朝の対局直前の様子。私は囲碁将棋チャンネルで見てましたが、里見さんはいつもと同じように黙想して精神集中を図っていました。お昼前に仕事(大学で非常勤講師の授業)のため外出し、夕方授業が終わった時にモバイル中継で進行を確認すると、里見さんの方が消費時間を多く使い、局面的にも追い詰められ最後は持ち時間7分を全て使い切って静かに投了されました。家に帰ってきてから一部だけ録画した放送内容を見ましたが、解説の木村九段は、この将棋自体は勝った狩山四段が独特のセンスの将棋で上手く戦った。里見さんは女流棋戦などで数々の大きな舞台を戦ってきたはずだが、いつもより緊張しているようだったとのこと。木村九段は棋士編入試験の第2局の時も御自身の対局があって将棋会館で里見さんとすれ違ったそうですが、いつもより少し緊張されていたように感じたそうです。

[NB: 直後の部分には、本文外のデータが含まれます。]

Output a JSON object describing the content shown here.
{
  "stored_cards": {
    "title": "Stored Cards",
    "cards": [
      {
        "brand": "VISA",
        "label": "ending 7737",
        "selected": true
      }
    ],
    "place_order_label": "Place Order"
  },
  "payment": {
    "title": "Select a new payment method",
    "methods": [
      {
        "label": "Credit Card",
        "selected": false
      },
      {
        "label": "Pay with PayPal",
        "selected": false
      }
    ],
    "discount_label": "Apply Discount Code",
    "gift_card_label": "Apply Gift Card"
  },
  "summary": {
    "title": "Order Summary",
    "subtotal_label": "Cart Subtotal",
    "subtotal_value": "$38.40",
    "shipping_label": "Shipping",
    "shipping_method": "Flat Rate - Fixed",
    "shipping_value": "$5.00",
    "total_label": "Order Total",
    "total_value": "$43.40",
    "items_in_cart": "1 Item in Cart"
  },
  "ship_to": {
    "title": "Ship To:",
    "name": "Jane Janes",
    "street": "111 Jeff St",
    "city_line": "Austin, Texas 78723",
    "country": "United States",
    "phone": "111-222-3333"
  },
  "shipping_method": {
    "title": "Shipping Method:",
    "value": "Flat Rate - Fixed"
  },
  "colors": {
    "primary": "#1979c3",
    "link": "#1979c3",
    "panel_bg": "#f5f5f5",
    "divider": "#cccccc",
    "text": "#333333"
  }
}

今回の結果は残念ですが、次の二つの理由から里見さんのベストのパフォーマンスではなかったと思っています。一つは対局過多で、脳の働きを含めて身体的疲労の蓄積があったであろうし、序盤研究に割く時間が思うように取れなかったのではないかと思われます。その中でバランスよく研究と生活を成り立たせること自体が難しいでしょうし。もう一つは、木村九段の指摘にもあった「緊張」感がややマイナスに働いたのかなと。今回の棋士編入試験に臨むにあたり、襟を正してきちんと取り組まなければいけないという気持ちが強く出過ぎていたのかもしれません。女性初という期待も大きかったですし。最近は少し違うかもしれませんが、昭和頃までの日本のオリンピック選手は日の丸を背負って日本の為にという気負いが過ぎて、自分自身のために戦うんだ、楽しく戦うんだという欧米選手を相手に実力を発揮できずに負けるというケースが多かった気がします。それとやや似ているのかなと。女性初云々は抜きにしても、里見さん自身の将棋に対する真摯な気持ちが強すぎて自分自身で十字架を背負ってしまったかのように。ただ、だからと言ってリラックスしてとか気楽にとかいうこととは違うのでしょうから、それは里見香奈という魂の背負った根本命題のようにも思われます。いずれにしても、棋士編入試験の資格を得る過程で見せてきた強さを今回は見せられなかったことになりますが、インタビューではその辺りのことを言われていたのかなと。しかしながら、今日このタイミングで前向きに努力をする気持ちを振り絞って言葉にした里見さんには、人間として尊敬しかありません。
村)過去の受験者と違い、女流棋戦を戦いながら臨んだ五番勝負でした→「対局が多いのは間違いないと思うが、どういう状況でも変わらず普段の力を発揮できないと本当の強さではないのかな、と思っている」
— 朝日新聞将棋取材班 (@asahi_shogi) October 13, 2022
再挑戦「今のところない」 里見女流五冠、棋士編入試験合格ならず https://t.co/YF8XocXYIJ
棋士編入試験
— 里見香奈 (@Satomi432) October 13, 2022
応援して頂いた皆様、本当にありがとうございました。励みになりました。
弱さを見つめ直して、これから先も変化し続けられる人生を歩んでいけたらと思います。
里見さん、お疲れ様でした!また勝ち星を積み重ねて挑戦してくれる事、期待しています。
— 中井広恵 (@HIROE624) October 13, 2022
お疲れ様でした。
— 上田初美 (@ueda823) October 13, 2022
周りからもいろいろな声や思いがあると思いますが、まずはここまでたどり着いたことと、挑戦する事を選んだことに敬意を。 https://t.co/xwfRq5uKVJ
里見さん勇気ある挑戦ありがとうございました。今はただゆっくり休んで頂きたいです。試験官の棋士の方々も大変な役目お疲れ様でした!